The film's symphonic movements trace life in time and space from the Dawn of Man to Beyond the Infinite. An obscure, black monolith and the most famous cut in cinema history connect the apeman's discovery of the weapon and future man's high technology. The bone was the first weapon, the first technology, and enabled the apes to stand on two feet, defend territory and kill animals for meat. By the time of the Jupiter Mission, the spaceship's onboard computer, HAL, has become so intelligent and self-dependent that he makes the autonomous decision to take over the mission, betraying how much our lives are in the hands of our own technological creations.
Kubrick really forces the viewer to think and feel his images. This remains one of the most physical experiences of cinema I've ever had. When Bowman (Keir Dullea) ventures out to investigate a reported fault with the transmitter, his breathing on the soundtrack coerces you to breathe in time with him, like the feeling you get when you lie next to someone who's already asleep. The images are so vast and, at times, so slow-moving that your eye is compelled to explore the whole canvas of the screen.
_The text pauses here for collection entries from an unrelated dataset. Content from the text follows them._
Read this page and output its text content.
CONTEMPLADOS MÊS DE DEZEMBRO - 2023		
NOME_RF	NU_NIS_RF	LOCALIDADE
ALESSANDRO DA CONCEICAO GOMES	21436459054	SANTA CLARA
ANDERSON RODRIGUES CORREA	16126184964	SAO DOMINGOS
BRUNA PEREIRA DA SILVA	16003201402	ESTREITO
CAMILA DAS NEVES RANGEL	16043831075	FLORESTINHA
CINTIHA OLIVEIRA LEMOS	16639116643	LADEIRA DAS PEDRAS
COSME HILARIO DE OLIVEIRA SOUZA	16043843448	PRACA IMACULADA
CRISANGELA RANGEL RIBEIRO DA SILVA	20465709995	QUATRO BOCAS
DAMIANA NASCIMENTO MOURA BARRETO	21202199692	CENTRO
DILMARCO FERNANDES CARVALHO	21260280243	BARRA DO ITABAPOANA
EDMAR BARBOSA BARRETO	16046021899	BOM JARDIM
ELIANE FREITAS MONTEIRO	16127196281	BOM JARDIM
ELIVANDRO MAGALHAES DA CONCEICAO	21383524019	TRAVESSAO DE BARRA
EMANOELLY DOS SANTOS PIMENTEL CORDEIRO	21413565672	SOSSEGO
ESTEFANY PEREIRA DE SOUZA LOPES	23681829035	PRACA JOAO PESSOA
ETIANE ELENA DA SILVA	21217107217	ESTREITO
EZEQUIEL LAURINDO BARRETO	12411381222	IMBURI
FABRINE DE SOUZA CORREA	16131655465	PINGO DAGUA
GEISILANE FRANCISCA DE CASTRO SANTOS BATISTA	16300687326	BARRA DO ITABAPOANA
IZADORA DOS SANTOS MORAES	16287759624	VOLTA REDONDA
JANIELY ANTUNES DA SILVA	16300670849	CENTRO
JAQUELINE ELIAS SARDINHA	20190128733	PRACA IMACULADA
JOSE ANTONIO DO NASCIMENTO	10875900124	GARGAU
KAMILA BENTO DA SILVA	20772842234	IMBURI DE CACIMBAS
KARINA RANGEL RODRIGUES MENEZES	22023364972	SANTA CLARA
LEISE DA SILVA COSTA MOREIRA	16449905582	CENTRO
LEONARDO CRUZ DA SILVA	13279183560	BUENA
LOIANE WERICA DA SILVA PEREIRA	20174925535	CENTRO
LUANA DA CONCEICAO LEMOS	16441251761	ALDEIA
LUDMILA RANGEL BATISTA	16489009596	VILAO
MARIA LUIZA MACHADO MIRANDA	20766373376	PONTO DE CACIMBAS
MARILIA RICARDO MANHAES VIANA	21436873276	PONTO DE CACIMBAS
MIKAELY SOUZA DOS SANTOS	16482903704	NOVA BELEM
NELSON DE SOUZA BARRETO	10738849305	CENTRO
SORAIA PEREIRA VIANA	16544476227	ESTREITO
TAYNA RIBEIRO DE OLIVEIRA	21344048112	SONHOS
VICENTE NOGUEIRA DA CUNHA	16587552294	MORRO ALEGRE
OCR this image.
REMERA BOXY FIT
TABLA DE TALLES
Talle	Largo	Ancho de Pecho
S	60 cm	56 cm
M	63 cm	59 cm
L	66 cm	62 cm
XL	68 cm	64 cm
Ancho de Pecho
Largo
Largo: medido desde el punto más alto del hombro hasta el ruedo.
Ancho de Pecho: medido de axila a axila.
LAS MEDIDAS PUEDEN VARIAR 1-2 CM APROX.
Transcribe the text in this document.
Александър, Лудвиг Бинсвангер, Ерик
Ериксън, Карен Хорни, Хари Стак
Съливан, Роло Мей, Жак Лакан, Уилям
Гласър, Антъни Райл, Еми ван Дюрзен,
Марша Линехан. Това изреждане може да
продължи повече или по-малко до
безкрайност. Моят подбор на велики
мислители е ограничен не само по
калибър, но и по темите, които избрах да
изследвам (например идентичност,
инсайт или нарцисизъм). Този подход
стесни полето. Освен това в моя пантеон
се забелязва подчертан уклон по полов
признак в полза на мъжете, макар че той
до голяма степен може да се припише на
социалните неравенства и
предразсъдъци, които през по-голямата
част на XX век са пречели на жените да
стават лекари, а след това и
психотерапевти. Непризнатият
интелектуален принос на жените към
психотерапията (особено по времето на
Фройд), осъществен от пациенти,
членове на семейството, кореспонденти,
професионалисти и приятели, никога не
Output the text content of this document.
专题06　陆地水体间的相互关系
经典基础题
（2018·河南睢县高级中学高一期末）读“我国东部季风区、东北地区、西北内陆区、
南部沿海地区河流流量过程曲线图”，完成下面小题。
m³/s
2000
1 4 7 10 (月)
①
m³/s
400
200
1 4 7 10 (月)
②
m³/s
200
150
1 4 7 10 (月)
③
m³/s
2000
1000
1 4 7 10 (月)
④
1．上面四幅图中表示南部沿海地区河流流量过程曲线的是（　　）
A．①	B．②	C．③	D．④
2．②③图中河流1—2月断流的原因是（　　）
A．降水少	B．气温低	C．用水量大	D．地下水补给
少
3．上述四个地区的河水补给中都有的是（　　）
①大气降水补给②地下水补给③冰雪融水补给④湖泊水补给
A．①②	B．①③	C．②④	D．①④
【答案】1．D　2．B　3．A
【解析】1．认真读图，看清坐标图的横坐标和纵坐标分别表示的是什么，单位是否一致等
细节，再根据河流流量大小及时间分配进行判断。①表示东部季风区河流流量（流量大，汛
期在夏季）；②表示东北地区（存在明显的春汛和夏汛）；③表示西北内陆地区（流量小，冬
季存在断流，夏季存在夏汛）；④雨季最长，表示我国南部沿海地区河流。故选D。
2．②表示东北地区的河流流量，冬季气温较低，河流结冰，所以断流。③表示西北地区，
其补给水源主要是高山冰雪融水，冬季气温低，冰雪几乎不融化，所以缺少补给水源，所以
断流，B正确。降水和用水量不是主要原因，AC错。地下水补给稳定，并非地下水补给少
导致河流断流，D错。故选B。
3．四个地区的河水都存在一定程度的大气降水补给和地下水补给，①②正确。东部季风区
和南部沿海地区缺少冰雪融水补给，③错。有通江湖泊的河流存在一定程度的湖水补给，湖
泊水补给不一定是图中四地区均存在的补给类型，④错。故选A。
And the famous musical soundtrack featuring "Also Sprach Zarathustra" and the "Blue Danube" waltz by the Strausses are marvellously incorporated, if a little strange, given all the postmodern treatment they have been given in countless spoofs and re-employments.
Nugget: I wish I'd seen this in the cinema when it was re-released in 2001. It would be awesome* on IMAX!
* Note how I only use the word "awesome" when I mean it as "powerful in a scary way; almost god-like".